La mission met en lumière l’une des singularités de la politique américaine. Cinq poètes ont lu ou récité des poèmes lors d’investitures présidentielles américaines, et cela s’est toujours déroulé dans le cas de présidents démocrates.

Robert Frost, aux cheveux blancs, fins et clairsemés, a été le premier, en 1961, lors de l’investiture du Président John F. Kennedy, et le lien démocrate avec la poésie s’est poursuivi avec Bill Clinton (à deux reprises) et Barack Obama (à deux reprises également).

Dans l’intervalle, aucun des républicains n’a recherché l’aide des poètes, bien que l’ancienne bibliothécaire et enseignante Laura Bush ait organisé une réception d’auteurs américains à la veille de l’investiture de son mari Georges W. Bush en 2001. On comptait parmi les invités, Mary Higgins Clark, l’historien Stephen Ambrose et le célèbre critique de jazz Stanley Crouch.

C’est le 20 janvier 1961 que commença la tradition d’intégrer un poète à la cérémonie, si on peut appeler cela une tradition. En ce jour particulièrement froid, Robert Frost a récité de tête son poème « The Gift Outright », une demande spéciale du nouveau Président JFK. En fait, Frost avait bien écrit pour l’occasion, un autre poème – « Dedication ». Mais lorsqu’il est monté sur le podium, s’est produit un concours de circonstances, un ensoleillement particulièrement éblouissant, le vent, des caractères d’impression peu lisibles, tel qu’il eut du mal à lire le texte. Il avait alors presque 87 ans, était frêle et manifestement en difficulté.

Dans les images des prises de vue en noir et blanc de l’occasion, qui semblent bien cocasses, on voit le Vice-Président Lyndon B. Johnson mettre son chapeau au-dessus des feuilles volantes pour donner de l’ombre, en vain. On entend quelques rires nerveux, et c’est alors que le non-officiel poète lauréat du pays se saisit du moment et récite le poème tant apprécié « The Gift Outright », apportant ainsi un changement à la demande initiale de Kennedy. Il remplace le conditionnel par le futur dans le dernier vers :

‘To the land vaguely realizing westward,

But still unstoried, artless, unenhanced,

Such as she was, such as she will become.’

 

En 1993, Maya Angelou a lu « On the Pulse of Morning » lors de la première investiture de Bill Clinton, qui a été publié dans une édition spéciale par Random House. Lors de la seconde investiture de Clinton, en 1997, Miller Williams, l’ami de longue-date de Clinton, dans l’Arkansas, décédé en 2015, a lu « Of History and Hope ». C’est ensuite la jeune poète Elizabeth Alexander, née à Harlem, qui a lu « Praise Song for the Day » lors de la première investiture de Barack Obama en 2009. Le poème se termine joliment sur ces vers:

‘In today’s sharp sparkle, this winter air,

any thing can be made, any sentence begun.
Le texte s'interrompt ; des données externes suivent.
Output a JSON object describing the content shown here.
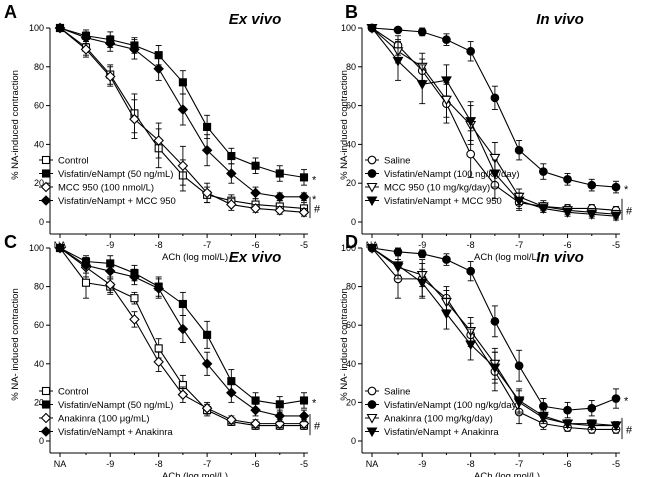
{
  "chart_data": [
    {
      "type": "line",
      "panel_label": "A",
      "title": "Ex vivo",
      "xlabel": "ACh (log mol/L)",
      "ylabel": "% NA-induced contraction",
      "ylim": [
        0,
        100
      ],
      "yticks": [
        "0",
        "20",
        "40",
        "60",
        "80",
        "100"
      ],
      "xticks": [
        "NA",
        "-9",
        "-8",
        "-7",
        "-6",
        "-5"
      ],
      "x": [
        "NA",
        -9.5,
        -9,
        -8.5,
        -8,
        -7.5,
        -7,
        -6.5,
        -6,
        -5.5,
        -5
      ],
      "series": [
        {
          "name": "Control",
          "marker": "square-open",
          "values": [
            100,
            90,
            76,
            56,
            38,
            24,
            14,
            11,
            9,
            8,
            7
          ],
          "err": [
            1,
            4,
            5,
            10,
            10,
            8,
            4,
            3,
            3,
            3,
            3
          ]
        },
        {
          "name": "Visfatin/eNampt  (50 ng/mL)",
          "marker": "square-filled",
          "values": [
            100,
            96,
            94,
            91,
            86,
            72,
            49,
            34,
            29,
            25,
            23
          ],
          "err": [
            1,
            3,
            4,
            4,
            5,
            6,
            6,
            4,
            4,
            4,
            4
          ]
        },
        {
          "name": "MCC 950 (100 nmol/L)",
          "marker": "diamond-open",
          "values": [
            100,
            89,
            75,
            53,
            42,
            29,
            15,
            9,
            7,
            6,
            5
          ],
          "err": [
            1,
            4,
            5,
            10,
            9,
            10,
            5,
            3,
            2,
            2,
            2
          ]
        },
        {
          "name": "Visfatin/eNampt + MCC 950",
          "marker": "diamond-filled",
          "values": [
            100,
            95,
            92,
            89,
            79,
            58,
            37,
            25,
            15,
            13,
            13
          ],
          "err": [
            1,
            3,
            4,
            5,
            6,
            8,
            8,
            5,
            3,
            2,
            2
          ]
        }
      ],
      "annotations": [
        {
          "text": "*",
          "series": "Visfatin/eNampt  (50 ng/mL)"
        },
        {
          "text": "*",
          "series": "Visfatin/eNampt + MCC 950"
        },
        {
          "text": "#",
          "series": "Control"
        }
      ],
      "legend_position": "bottom-left"
    },
    {
      "type": "line",
      "panel_label": "B",
      "title": "In vivo",
      "xlabel": "ACh (log mol/L)",
      "ylabel": "% NA-induced contraction",
      "ylim": [
        0,
        100
      ],
      "yticks": [
        "0",
        "20",
        "40",
        "60",
        "80",
        "100"
      ],
      "xticks": [
        "NA",
        "-9",
        "-8",
        "-7",
        "-6",
        "-5"
      ],
      "x": [
        "NA",
        -9.5,
        -9,
        -8.5,
        -8,
        -7.5,
        -7,
        -6.5,
        -6,
        -5.5,
        -5
      ],
      "series": [
        {
          "name": "Saline",
          "marker": "circle-open",
          "values": [
            100,
            91,
            78,
            61,
            35,
            19,
            10,
            8,
            7,
            7,
            6
          ],
          "err": [
            1,
            5,
            6,
            10,
            12,
            7,
            4,
            2,
            2,
            2,
            2
          ]
        },
        {
          "name": "Visfatin/eNampt (100 ng/kg/day)",
          "marker": "circle-filled",
          "values": [
            100,
            99,
            98,
            94,
            88,
            64,
            37,
            26,
            22,
            19,
            18
          ],
          "err": [
            1,
            1,
            2,
            3,
            5,
            6,
            5,
            4,
            3,
            3,
            3
          ]
        },
        {
          "name": "MCC 950 (10 mg/kg/day)",
          "marker": "triangle-down-open",
          "values": [
            100,
            88,
            80,
            63,
            50,
            33,
            13,
            8,
            6,
            5,
            4
          ],
          "err": [
            1,
            6,
            7,
            9,
            10,
            8,
            4,
            3,
            2,
            2,
            2
          ]
        },
        {
          "name": "Visfatin/eNampt + MCC 950",
          "marker": "triangle-down-filled",
          "values": [
            100,
            83,
            71,
            73,
            52,
            25,
            11,
            7,
            5,
            4,
            3
          ],
          "err": [
            1,
            10,
            10,
            8,
            10,
            7,
            4,
            2,
            2,
            2,
            2
          ]
        }
      ],
      "annotations": [
        {
          "text": "*",
          "series": "Visfatin/eNampt (100 ng/kg/day)"
        },
        {
          "text": "#",
          "series": "Saline"
        }
      ],
      "legend_position": "bottom-left"
    },
    {
      "type": "line",
      "panel_label": "C",
      "title": "Ex vivo",
      "xlabel": "ACh (log mol/L)",
      "ylabel": "% NA- induced contraction",
      "ylim": [
        0,
        100
      ],
      "yticks": [
        "0",
        "20",
        "40",
        "60",
        "80",
        "100"
      ],
      "xticks": [
        "NA",
        "-9",
        "-8",
        "-7",
        "-6",
        "-5"
      ],
      "x": [
        "NA",
        -9.5,
        -9,
        -8.5,
        -8,
        -7.5,
        -7,
        -6.5,
        -6,
        -5.5,
        -5
      ],
      "series": [
        {
          "name": "Control",
          "marker": "square-open",
          "values": [
            100,
            82,
            80,
            74,
            48,
            29,
            16,
            10,
            8,
            8,
            8
          ],
          "err": [
            1,
            8,
            4,
            3,
            5,
            5,
            3,
            2,
            2,
            2,
            2
          ]
        },
        {
          "name": "Visfatin/eNampt (50 ng/mL)",
          "marker": "square-filled",
          "values": [
            100,
            93,
            92,
            87,
            80,
            71,
            55,
            31,
            21,
            19,
            21
          ],
          "err": [
            1,
            3,
            4,
            4,
            5,
            6,
            7,
            6,
            4,
            4,
            4
          ]
        },
        {
          "name": "Anakinra (100 μg/mL)",
          "marker": "diamond-open",
          "values": [
            100,
            90,
            81,
            63,
            41,
            24,
            17,
            11,
            9,
            9,
            9
          ],
          "err": [
            1,
            5,
            4,
            4,
            5,
            4,
            3,
            2,
            2,
            2,
            2
          ]
        },
        {
          "name": "Visfatin/eNampt + Anakinra",
          "marker": "diamond-filled",
          "values": [
            100,
            91,
            88,
            85,
            79,
            58,
            40,
            25,
            16,
            13,
            13
          ],
          "err": [
            1,
            4,
            4,
            4,
            5,
            7,
            6,
            5,
            3,
            3,
            3
          ]
        }
      ],
      "annotations": [
        {
          "text": "*",
          "series": "Visfatin/eNampt (50 ng/mL)"
        },
        {
          "text": "#",
          "series": "Control"
        }
      ],
      "legend_position": "bottom-left"
    },
    {
      "type": "line",
      "panel_label": "D",
      "title": "In vivo",
      "xlabel": "ACh (log mol/L)",
      "ylabel": "% NA- induced contraction",
      "ylim": [
        0,
        100
      ],
      "yticks": [
        "0",
        "20",
        "40",
        "60",
        "80",
        "100"
      ],
      "xticks": [
        "NA",
        "-9",
        "-8",
        "-7",
        "-6",
        "-5"
      ],
      "x": [
        "NA",
        -9.5,
        -9,
        -8.5,
        -8,
        -7.5,
        -7,
        -6.5,
        -6,
        -5.5,
        -5
      ],
      "series": [
        {
          "name": "Saline",
          "marker": "circle-open",
          "values": [
            100,
            84,
            84,
            74,
            55,
            36,
            15,
            9,
            7,
            6,
            6
          ],
          "err": [
            1,
            10,
            10,
            6,
            6,
            10,
            6,
            3,
            2,
            2,
            2
          ]
        },
        {
          "name": "Visfatin/eNampt (100 ng/kg/day)",
          "marker": "circle-filled",
          "values": [
            100,
            98,
            97,
            94,
            88,
            62,
            39,
            18,
            16,
            17,
            22
          ],
          "err": [
            1,
            2,
            2,
            3,
            5,
            8,
            8,
            4,
            4,
            4,
            5
          ]
        },
        {
          "name": "Anakinra (100 mg/kg/day)",
          "marker": "triangle-down-open",
          "values": [
            100,
            90,
            86,
            72,
            57,
            40,
            20,
            12,
            9,
            8,
            8
          ],
          "err": [
            1,
            6,
            6,
            6,
            7,
            8,
            6,
            3,
            2,
            2,
            2
          ]
        },
        {
          "name": "Visfatin/eNampt + Anakinra",
          "marker": "triangle-down-filled",
          "values": [
            100,
            91,
            82,
            66,
            50,
            38,
            21,
            13,
            9,
            9,
            8
          ],
          "err": [
            1,
            5,
            7,
            8,
            8,
            8,
            6,
            3,
            2,
            2,
            2
          ]
        }
      ],
      "annotations": [
        {
          "text": "*",
          "series": "Visfatin/eNampt (100 ng/kg/day)"
        },
        {
          "text": "#",
          "series": "Saline"
        }
      ],
      "legend_position": "bottom-left"
    }
  ]
}
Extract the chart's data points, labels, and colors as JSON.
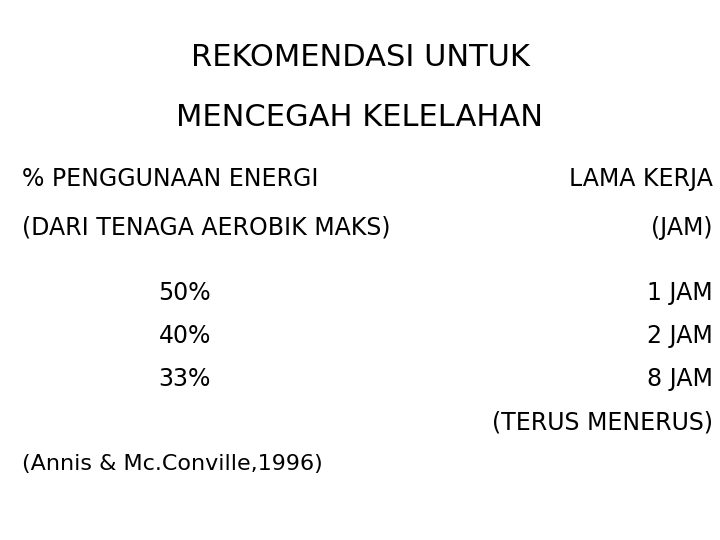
{
  "title_line1": "REKOMENDASI UNTUK",
  "title_line2": "MENCEGAH KELELAHAN",
  "header_left1": "% PENGGUNAAN ENERGI",
  "header_right1": "LAMA KERJA",
  "header_left2": "(DARI TENAGA AEROBIK MAKS)",
  "header_right2": "(JAM)",
  "row1_left": "50%",
  "row1_right": "1 JAM",
  "row2_left": "40%",
  "row2_right": "2 JAM",
  "row3_left": "33%",
  "row3_right": "8 JAM",
  "row4_right": "(TERUS MENERUS)",
  "footer": "(Annis & Mc.Conville,1996)",
  "bg_color": "#ffffff",
  "text_color": "#000000",
  "title_fontsize": 22,
  "header_fontsize": 17,
  "body_fontsize": 17,
  "footer_fontsize": 16
}
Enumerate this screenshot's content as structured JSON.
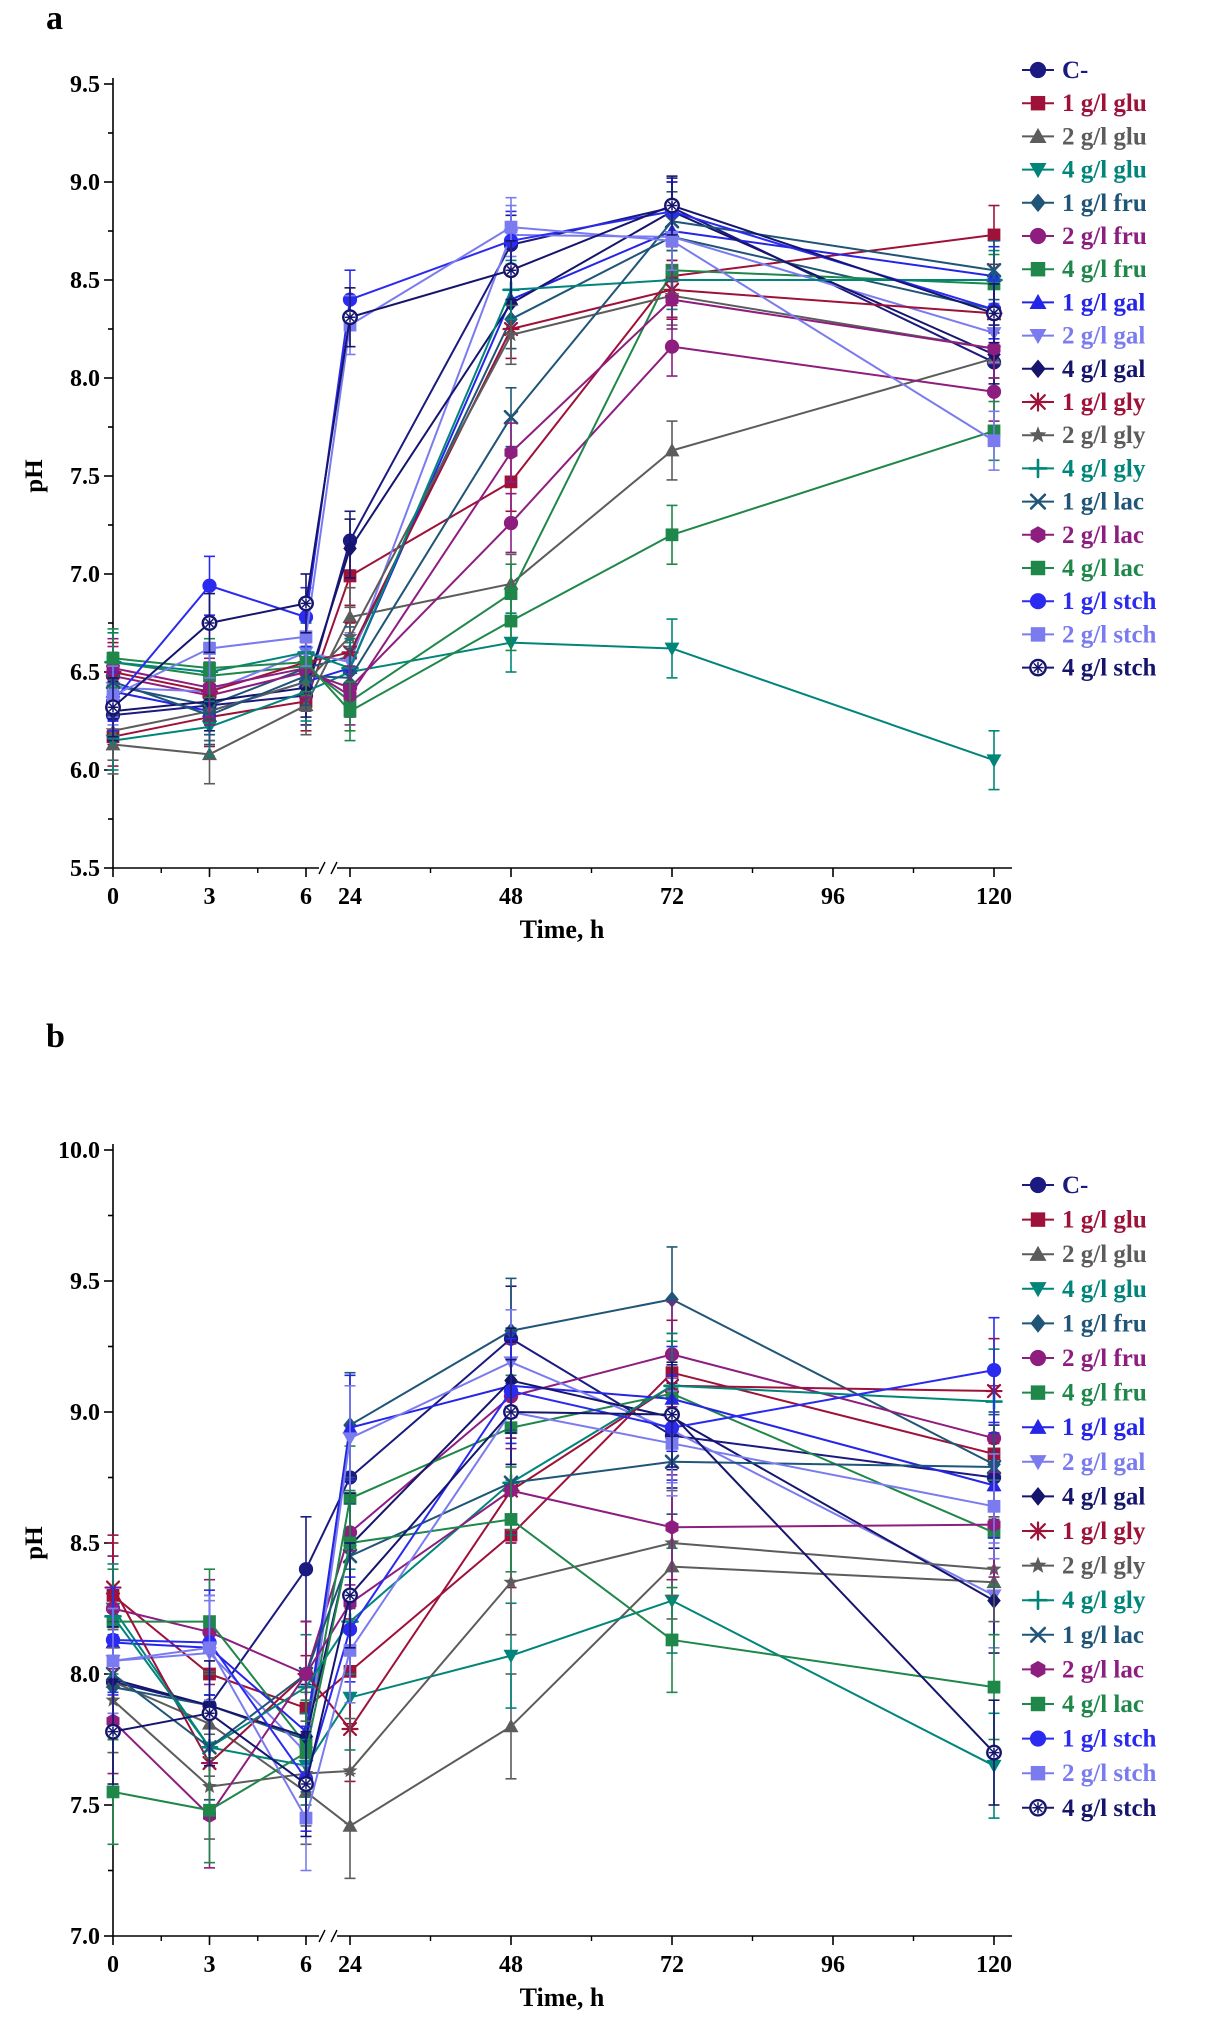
{
  "legend_items": [
    {
      "label": "C-",
      "color": "#1a1a80",
      "marker": "circle"
    },
    {
      "label": "1 g/l glu",
      "color": "#9e1239",
      "marker": "square"
    },
    {
      "label": "2 g/l glu",
      "color": "#5c5c5c",
      "marker": "triangle-up"
    },
    {
      "label": "4 g/l glu",
      "color": "#00857a",
      "marker": "triangle-down"
    },
    {
      "label": "1 g/l fru",
      "color": "#1f5577",
      "marker": "diamond"
    },
    {
      "label": "2 g/l fru",
      "color": "#8e1d80",
      "marker": "circle"
    },
    {
      "label": "4 g/l fru",
      "color": "#1e8749",
      "marker": "square"
    },
    {
      "label": "1 g/l gal",
      "color": "#2525e8",
      "marker": "triangle-up"
    },
    {
      "label": "2 g/l gal",
      "color": "#7b7bf0",
      "marker": "triangle-down"
    },
    {
      "label": "4 g/l gal",
      "color": "#15156e",
      "marker": "diamond"
    },
    {
      "label": "1 g/l gly",
      "color": "#9e1239",
      "marker": "asterisk"
    },
    {
      "label": "2 g/l gly",
      "color": "#5c5c5c",
      "marker": "star"
    },
    {
      "label": "4 g/l gly",
      "color": "#00857a",
      "marker": "plus"
    },
    {
      "label": "1 g/l lac",
      "color": "#1f5577",
      "marker": "x"
    },
    {
      "label": "2 g/l lac",
      "color": "#8e1d80",
      "marker": "hexagon"
    },
    {
      "label": "4 g/l lac",
      "color": "#1e8749",
      "marker": "square"
    },
    {
      "label": "1 g/l stch",
      "color": "#2a2af0",
      "marker": "circle"
    },
    {
      "label": "2 g/l stch",
      "color": "#7b7bf0",
      "marker": "square"
    },
    {
      "label": "4 g/l stch",
      "color": "#15156e",
      "marker": "circle-cross"
    }
  ],
  "chart_data": [
    {
      "panel_label": "a",
      "type": "line",
      "xlabel": "Time, h",
      "ylabel": "pH",
      "x": [
        0,
        3,
        6,
        24,
        48,
        72,
        120
      ],
      "x_axis_ticks": [
        0,
        3,
        6,
        24,
        48,
        72,
        96,
        120
      ],
      "x_axis_minor_ticks": [
        1.5,
        4.5,
        36,
        60,
        84,
        108
      ],
      "x_axis_break_between": [
        6,
        24
      ],
      "ylim": [
        5.5,
        9.5
      ],
      "ytick_step": 0.5,
      "grid": false,
      "legend_position": "right",
      "error_bar": 0.15,
      "series": [
        {
          "name": "C-",
          "values": [
            6.28,
            6.33,
            6.38,
            7.17,
            8.68,
            8.87,
            8.08
          ]
        },
        {
          "name": "1 g/l glu",
          "values": [
            6.17,
            6.27,
            6.35,
            6.99,
            7.47,
            8.52,
            8.73
          ]
        },
        {
          "name": "2 g/l glu",
          "values": [
            6.13,
            6.08,
            6.33,
            6.78,
            6.95,
            7.63,
            8.1
          ]
        },
        {
          "name": "4 g/l glu",
          "values": [
            6.15,
            6.22,
            6.4,
            6.5,
            6.65,
            6.62,
            6.05
          ]
        },
        {
          "name": "1 g/l fru",
          "values": [
            6.43,
            6.33,
            6.52,
            6.58,
            8.3,
            8.72,
            8.35
          ]
        },
        {
          "name": "2 g/l fru",
          "values": [
            6.48,
            6.38,
            6.5,
            6.42,
            7.26,
            8.16,
            7.93
          ]
        },
        {
          "name": "4 g/l fru",
          "values": [
            6.55,
            6.48,
            6.53,
            6.35,
            6.9,
            8.55,
            8.48
          ]
        },
        {
          "name": "1 g/l gal",
          "values": [
            6.4,
            6.3,
            6.45,
            6.52,
            8.4,
            8.75,
            8.52
          ]
        },
        {
          "name": "2 g/l gal",
          "values": [
            6.42,
            6.4,
            6.6,
            6.55,
            8.73,
            8.72,
            8.23
          ]
        },
        {
          "name": "4 g/l gal",
          "values": [
            6.3,
            6.35,
            6.42,
            7.13,
            8.38,
            8.85,
            8.12
          ]
        },
        {
          "name": "1 g/l gly",
          "values": [
            6.5,
            6.4,
            6.55,
            6.6,
            8.25,
            8.45,
            8.33
          ]
        },
        {
          "name": "2 g/l gly",
          "values": [
            6.2,
            6.3,
            6.45,
            6.68,
            8.22,
            8.42,
            8.15
          ]
        },
        {
          "name": "4 g/l gly",
          "values": [
            6.55,
            6.5,
            6.6,
            6.52,
            8.45,
            8.5,
            8.5
          ]
        },
        {
          "name": "1 g/l lac",
          "values": [
            6.45,
            6.28,
            6.48,
            6.47,
            7.8,
            8.8,
            8.55
          ]
        },
        {
          "name": "2 g/l lac",
          "values": [
            6.52,
            6.42,
            6.52,
            6.38,
            7.62,
            8.4,
            8.15
          ]
        },
        {
          "name": "4 g/l lac",
          "values": [
            6.57,
            6.52,
            6.55,
            6.3,
            6.76,
            7.2,
            7.73
          ]
        },
        {
          "name": "1 g/l stch",
          "values": [
            6.35,
            6.94,
            6.78,
            8.4,
            8.7,
            8.85,
            8.35
          ]
        },
        {
          "name": "2 g/l stch",
          "values": [
            6.38,
            6.62,
            6.68,
            8.27,
            8.77,
            8.7,
            7.68
          ]
        },
        {
          "name": "4 g/l stch",
          "values": [
            6.32,
            6.75,
            6.85,
            8.31,
            8.55,
            8.88,
            8.33
          ]
        }
      ]
    },
    {
      "panel_label": "b",
      "type": "line",
      "xlabel": "Time, h",
      "ylabel": "pH",
      "x": [
        0,
        3,
        6,
        24,
        48,
        72,
        120
      ],
      "x_axis_ticks": [
        0,
        3,
        6,
        24,
        48,
        72,
        96,
        120
      ],
      "x_axis_minor_ticks": [
        1.5,
        4.5,
        36,
        60,
        84,
        108
      ],
      "x_axis_break_between": [
        6,
        24
      ],
      "ylim": [
        7.0,
        10.0
      ],
      "ytick_step": 0.5,
      "grid": false,
      "legend_position": "right",
      "error_bar": 0.2,
      "series": [
        {
          "name": "C-",
          "values": [
            7.97,
            7.88,
            8.4,
            8.75,
            9.28,
            8.91,
            8.75
          ]
        },
        {
          "name": "1 g/l glu",
          "values": [
            8.3,
            8.0,
            7.87,
            8.01,
            8.53,
            9.15,
            8.84
          ]
        },
        {
          "name": "2 g/l glu",
          "values": [
            7.97,
            7.81,
            7.55,
            7.42,
            7.8,
            8.41,
            8.35
          ]
        },
        {
          "name": "4 g/l glu",
          "values": [
            8.25,
            7.72,
            7.65,
            7.91,
            8.07,
            8.28,
            7.65
          ]
        },
        {
          "name": "1 g/l fru",
          "values": [
            7.95,
            7.88,
            7.75,
            8.95,
            9.31,
            9.43,
            8.8
          ]
        },
        {
          "name": "2 g/l fru",
          "values": [
            8.25,
            8.16,
            8.0,
            8.54,
            9.06,
            9.22,
            8.9
          ]
        },
        {
          "name": "4 g/l fru",
          "values": [
            8.2,
            8.2,
            7.73,
            8.67,
            8.94,
            9.07,
            8.54
          ]
        },
        {
          "name": "1 g/l gal",
          "values": [
            8.12,
            8.1,
            7.78,
            8.94,
            9.1,
            9.05,
            8.72
          ]
        },
        {
          "name": "2 g/l gal",
          "values": [
            8.05,
            8.08,
            7.7,
            8.9,
            9.19,
            8.93,
            8.3
          ]
        },
        {
          "name": "4 g/l gal",
          "values": [
            7.98,
            7.88,
            7.76,
            8.49,
            9.12,
            8.98,
            8.28
          ]
        },
        {
          "name": "1 g/l gly",
          "values": [
            8.33,
            7.66,
            8.0,
            7.79,
            8.7,
            9.1,
            9.08
          ]
        },
        {
          "name": "2 g/l gly",
          "values": [
            7.9,
            7.57,
            7.62,
            7.63,
            8.35,
            8.5,
            8.4
          ]
        },
        {
          "name": "4 g/l gly",
          "values": [
            8.22,
            7.72,
            7.95,
            8.2,
            8.73,
            9.1,
            9.04
          ]
        },
        {
          "name": "1 g/l lac",
          "values": [
            8.0,
            7.72,
            8.0,
            8.45,
            8.73,
            8.81,
            8.79
          ]
        },
        {
          "name": "2 g/l lac",
          "values": [
            7.82,
            7.46,
            8.0,
            8.27,
            8.7,
            8.56,
            8.57
          ]
        },
        {
          "name": "4 g/l lac",
          "values": [
            7.55,
            7.48,
            7.7,
            8.5,
            8.59,
            8.13,
            7.95
          ]
        },
        {
          "name": "1 g/l stch",
          "values": [
            8.13,
            8.12,
            7.6,
            8.17,
            9.08,
            8.94,
            9.16
          ]
        },
        {
          "name": "2 g/l stch",
          "values": [
            8.05,
            8.1,
            7.45,
            8.09,
            9.0,
            8.88,
            8.64
          ]
        },
        {
          "name": "4 g/l stch",
          "values": [
            7.78,
            7.85,
            7.58,
            8.3,
            9.0,
            8.99,
            7.7
          ]
        }
      ]
    }
  ]
}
On the brink, on the brim, on the cusp,

praise song for walking forward in that light.’

 

Lors de la seconde investiture de Obama, en 2013, Richard Blanco a été le premier latino et le premier poète ouvertement homosexuel à lire lors d’une investiture présidentielle. Son poème « One Today » débute avec une puissante introduction, comme si l’on s’élevait au-dessus de la terre.

 

‘One sun rose on us today, kindled over our shores,

peeking over the Smokies, greeting the faces

of the Great Lakes, spread simple truth

across the Great Plains, then charging across the Rockies.’

 

Il est probable que Biden choisisse un poète, ou tout du moins que la poésie soit partie intégrante de la cérémonie. La poésie représente sans doute plus pour Biden que pour n’importe lequel de ses prédécesseurs. Il a évoqué ses récitations de Yeats, enfant, pour guérir de son bégaiement, et il adore citer Seamus Heaney, en particulier ce couplet de son interprétation de Philoctète de Sophocle, « The cure at Troy », publié par Faber :

 

‘History says, Don’t hope
On this side of the grave,
But then, once in a lifetime
The longed-for tidal wave
Of justice can rise up
And hope and history rhyme.’

Il a cité ces lignes dans sa vidéo de campagne, une référence hautement littéraire qui a laissé l’actuel Président silencieux sur Twitter (bien que l’on puisse imaginer Trump dénigrer « Seamus qui ? Joe l’endormi a déterré un quarterback dont personne n’a jamais entendu parler. Triste, vraiment triste. »)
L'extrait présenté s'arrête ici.